Work at this foundation?
Claim this profile to manage it and see interest from grant seekers.
Supports larger-scale projects and initiatives that align with the foundation's strategic goals. Funding is available for program/project requests, operating support, or a combination. The foundation prioritizes capacity-building, innovative solutions for community needs, and initiatives with measurable outcomes.
Designed to provide immediate funding for urgent or time-sensitive needs. This includes professional development, equipment or materials for a project, travel for project advancement, seed money for new projects, or carrying out mandated events or laws.
Ball Brothers Foundation is a private corporation based in MUNCIE, IN. The foundation received its IRS ruling in 1943. It holds total assets of $173.8M. Annual income is reported at $62.9M. Total assets have grown from $113M in 2011 to $173.8M in 2024. The foundation is governed by 16 officers and trustees. Tax records are available from 2015 to 2024. Funding is distributed across 4 states, including Muncie, Delaware County, East Central Indiana.
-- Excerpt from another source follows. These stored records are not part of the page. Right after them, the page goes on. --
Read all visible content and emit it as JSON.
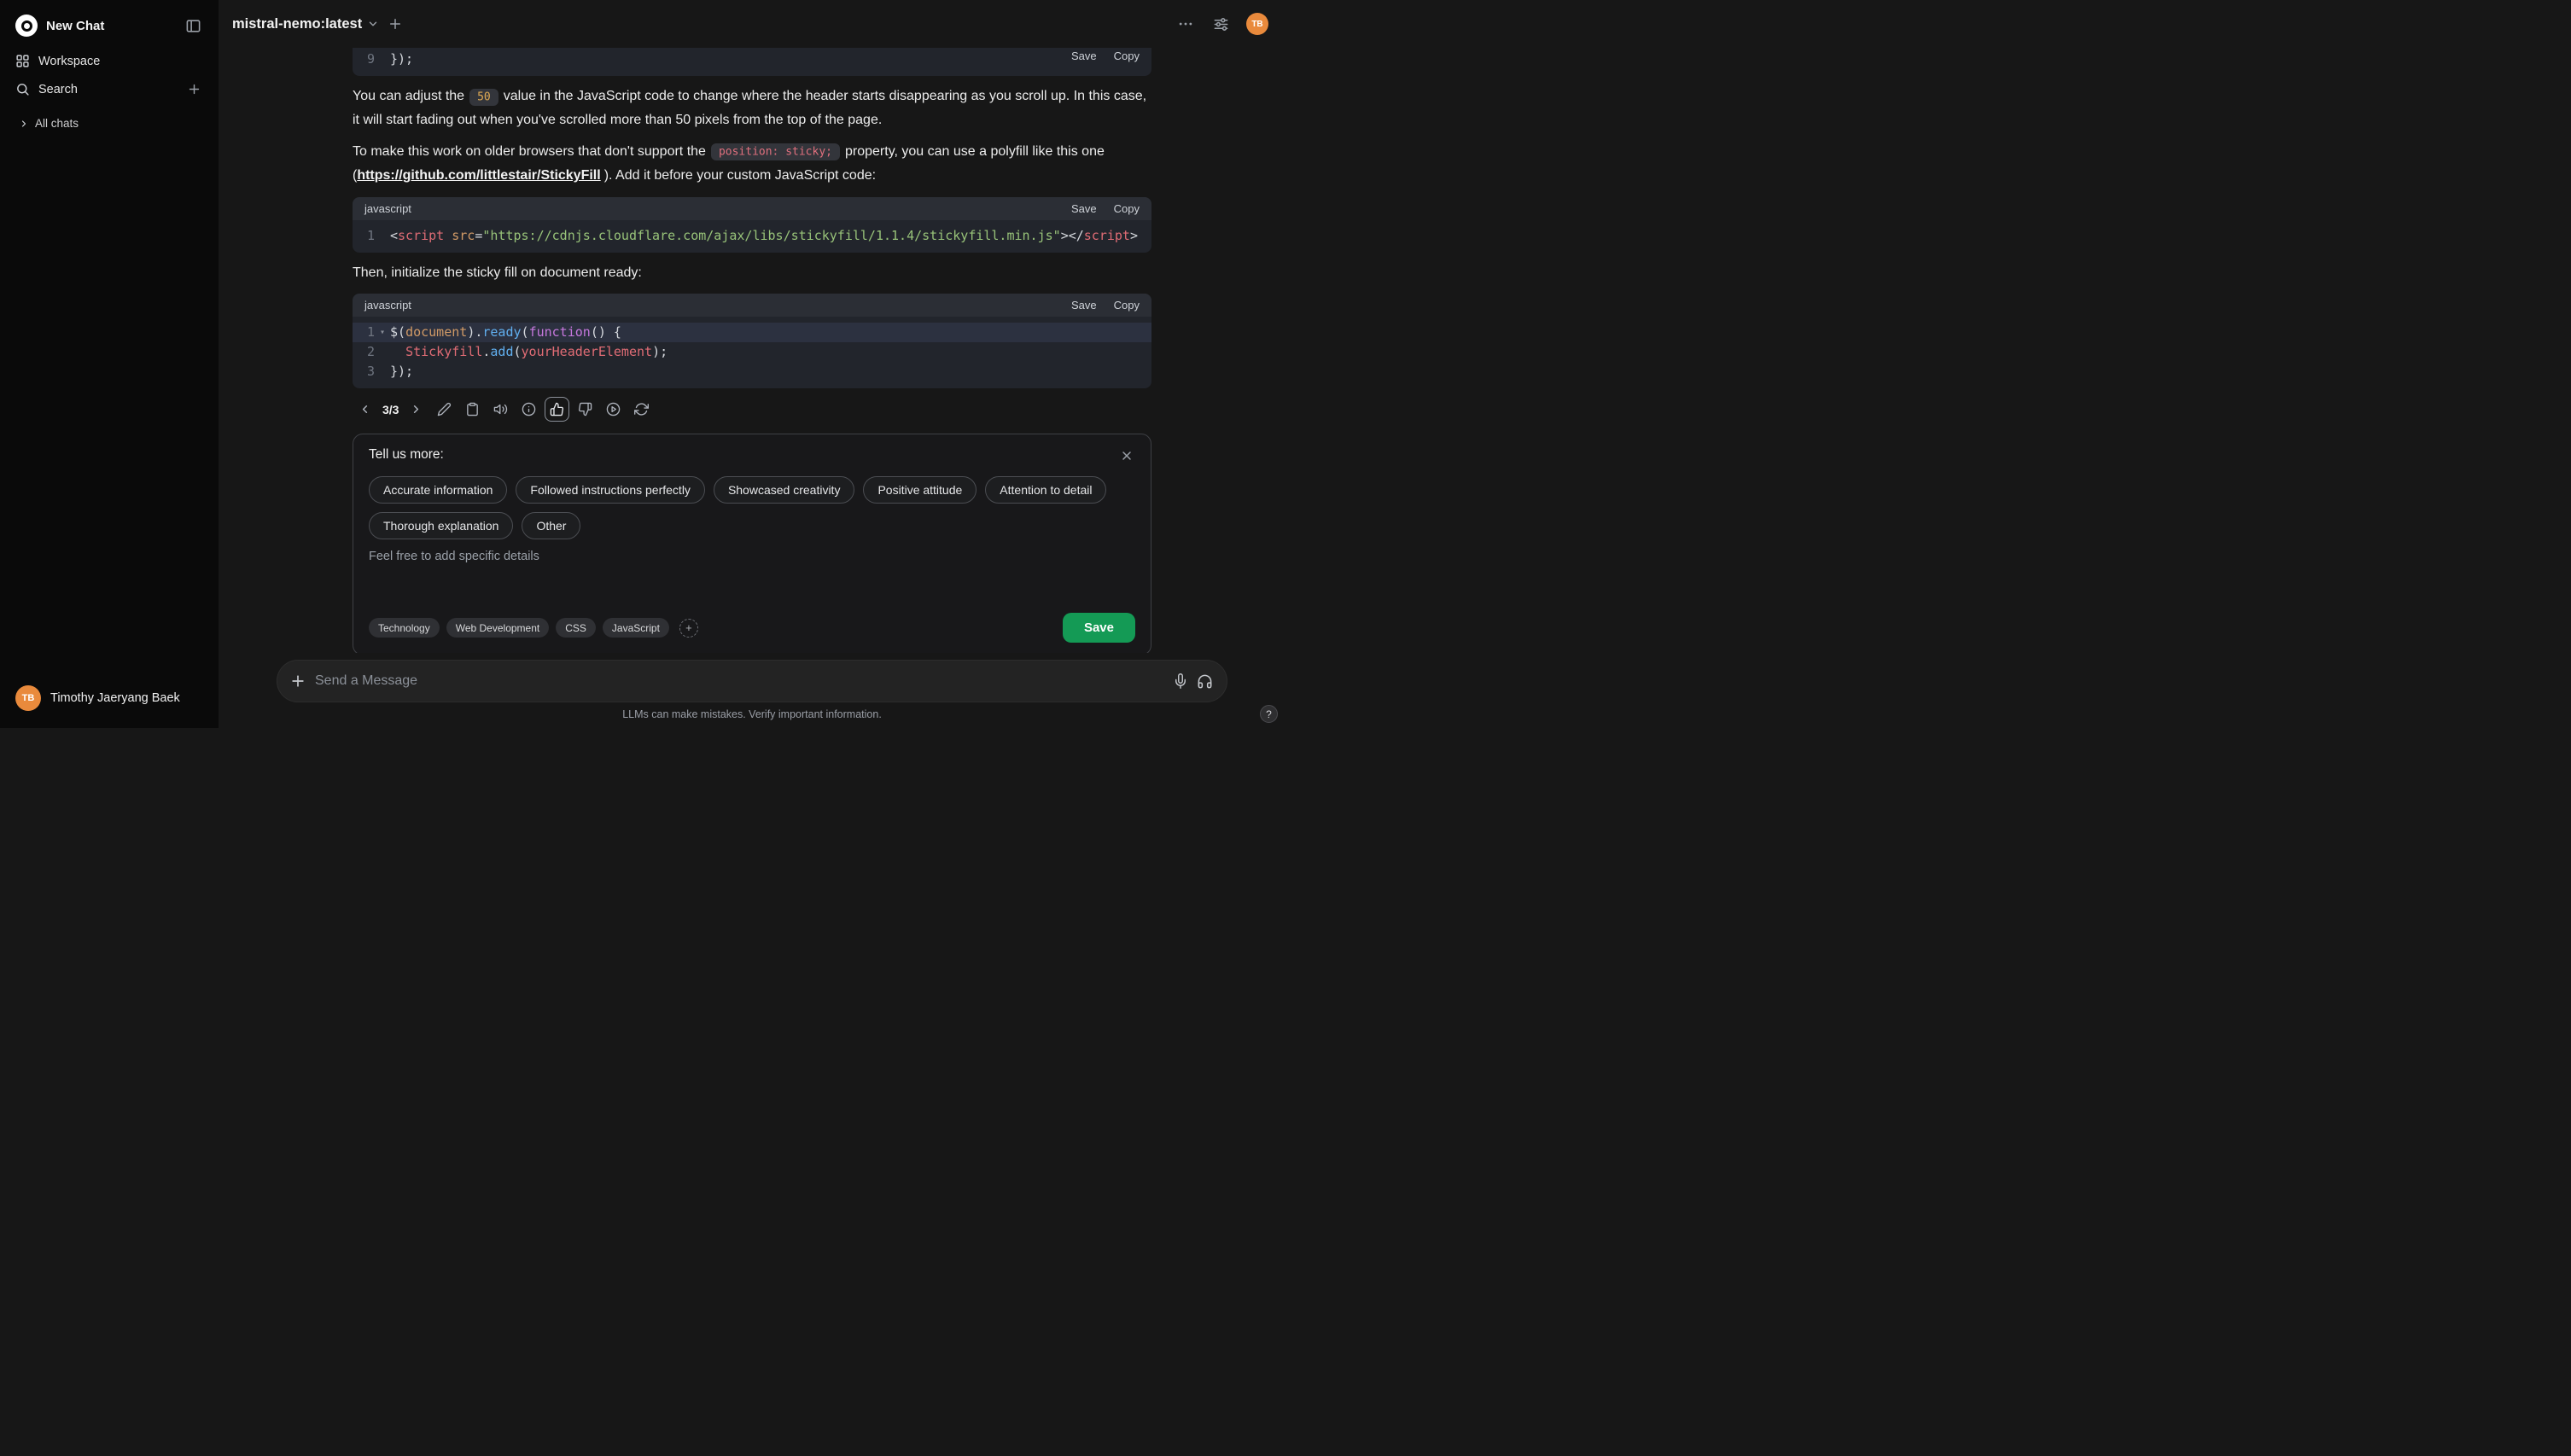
{
  "icons": {
    "fold_chevron": "▾",
    "help": "?",
    "plus": "+"
  },
  "colors": {
    "accent_green": "#149a55",
    "avatar_orange": "#e98a3c",
    "sidebar_bg": "#0a0a0a",
    "main_bg": "#171717"
  },
  "sidebar": {
    "new_chat_label": "New Chat",
    "workspace_label": "Workspace",
    "search_label": "Search",
    "all_chats_label": "All chats",
    "user_name": "Timothy Jaeryang Baek",
    "user_initials": "TB"
  },
  "header": {
    "model_name": "mistral-nemo:latest",
    "avatar_initials": "TB"
  },
  "message": {
    "partial": {
      "save_label": "Save",
      "copy_label": "Copy",
      "lines": [
        {
          "n": "9",
          "tokens": [
            {
              "t": "});",
              "c": "p"
            }
          ]
        }
      ]
    },
    "para1": {
      "pre": "You can adjust the",
      "code": "50",
      "post": "value in the JavaScript code to change where the header starts disappearing as you scroll up. In this case, it will start fading out when you've scrolled more than 50 pixels from the top of the page."
    },
    "para2": {
      "pre": "To make this work on older browsers that don't support the",
      "code": "position: sticky;",
      "mid": "property, you can use a polyfill like this one (",
      "link": "https://github.com/littlestair/StickyFill",
      "post": "). Add it before your custom JavaScript code:"
    },
    "code1": {
      "lang": "javascript",
      "save_label": "Save",
      "copy_label": "Copy",
      "lines": [
        {
          "n": "1",
          "tokens": [
            {
              "t": "<",
              "c": "p"
            },
            {
              "t": "script",
              "c": "red"
            },
            {
              "t": " ",
              "c": "p"
            },
            {
              "t": "src",
              "c": "orange"
            },
            {
              "t": "=",
              "c": "p"
            },
            {
              "t": "\"https://cdnjs.cloudflare.com/ajax/libs/stickyfill/1.1.4/stickyfill.min.js\"",
              "c": "green"
            },
            {
              "t": "></",
              "c": "p"
            },
            {
              "t": "script",
              "c": "red"
            },
            {
              "t": ">",
              "c": "p"
            }
          ]
        }
      ]
    },
    "para3": "Then, initialize the sticky fill on document ready:",
    "code2": {
      "lang": "javascript",
      "save_label": "Save",
      "copy_label": "Copy",
      "lines": [
        {
          "n": "1",
          "fold": true,
          "hl": true,
          "tokens": [
            {
              "t": "$(",
              "c": "p"
            },
            {
              "t": "document",
              "c": "orange"
            },
            {
              "t": ").",
              "c": "p"
            },
            {
              "t": "ready",
              "c": "blue"
            },
            {
              "t": "(",
              "c": "p"
            },
            {
              "t": "function",
              "c": "purple"
            },
            {
              "t": "() {",
              "c": "p"
            }
          ]
        },
        {
          "n": "2",
          "tokens": [
            {
              "t": "  ",
              "c": "p"
            },
            {
              "t": "Stickyfill",
              "c": "red"
            },
            {
              "t": ".",
              "c": "p"
            },
            {
              "t": "add",
              "c": "blue"
            },
            {
              "t": "(",
              "c": "p"
            },
            {
              "t": "yourHeaderElement",
              "c": "red"
            },
            {
              "t": ");",
              "c": "p"
            }
          ]
        },
        {
          "n": "3",
          "tokens": [
            {
              "t": "});",
              "c": "p"
            }
          ]
        }
      ]
    },
    "pager": "3/3"
  },
  "feedback": {
    "title": "Tell us more:",
    "options": [
      "Accurate information",
      "Followed instructions perfectly",
      "Showcased creativity",
      "Positive attitude",
      "Attention to detail",
      "Thorough explanation",
      "Other"
    ],
    "placeholder": "Feel free to add specific details",
    "tags": [
      "Technology",
      "Web Development",
      "CSS",
      "JavaScript"
    ],
    "save_label": "Save"
  },
  "composer": {
    "placeholder": "Send a Message"
  },
  "footer": {
    "disclaimer": "LLMs can make mistakes. Verify important information."
  }
}
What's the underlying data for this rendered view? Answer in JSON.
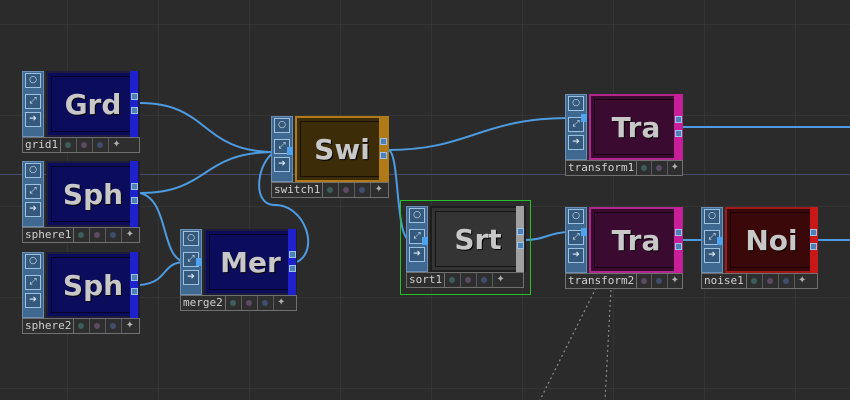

According to available records, Ball Brothers Foundation has made 323 grants totaling $27.1M, with a median grant of $25K. The foundation has distributed between $8.5M and $10M annually from 2020 to 2022. Individual grants have ranged from $500 to $2.8M, with an average award of $84K. The foundation has supported 152 unique organizations. Grants have been distributed to organizations in Indiana and Michigan. Contributions to this foundation are tax-deductible.
Ball Brothers Foundation operates as one of Indiana's oldest and most deeply place-rooted family foundations, anchored in Muncie and Delaware County since 1926. The Ball brothers — five siblings who built a canning jar manufacturing empire — established the foundation to steward their philanthropic legacy, and their descendants still shape the institution: James A. Fisher chairs the board, and fourth-generation family member Chris Fisher joined in February 2025. This family continuity produces a relationship-first grantmaking philosophy that sets BBF apart from transactional funders.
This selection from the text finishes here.